Yes, some do. However, you must understand that the market works on a rigid risk-reward basis. If there is little risk to the investor, there will be a lower potential reward. Investments that offer an extremely high potential reward invariably come with a high level of risk.
For the investor, this means if you are after the big returns, you must be prepared to suffer more losses than rewards. As an investment choice, stocks have historically returned 11 to 14 percent.
This does that mean that every stock should return in that range? Not at all – that is simply an average. You need to assess the risk of investing in a particular stock before deciding what an acceptable return is.
An investment in a young high tech company should have a higher potential payout than putting your money in a “blue chip” company that posts modest growth and pays a regular dividend.

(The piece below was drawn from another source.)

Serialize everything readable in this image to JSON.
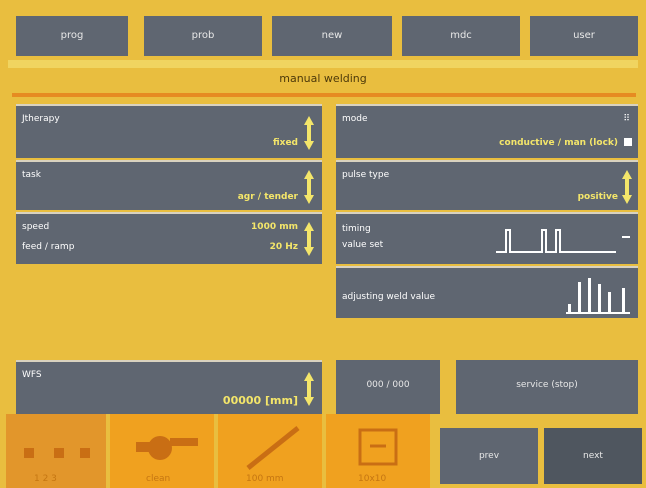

What would be the risk factor for a stock that could potentially triple in price over a short period? The answer is very high – in fact, so high that the odds of it succeeding would be very slim. There is no safe (or legal) way to earn a very high return on your money over a short period.
Investing in stocks is best done as a long-term effort, which allows your money to grow and permits time for course corrections and adjustments.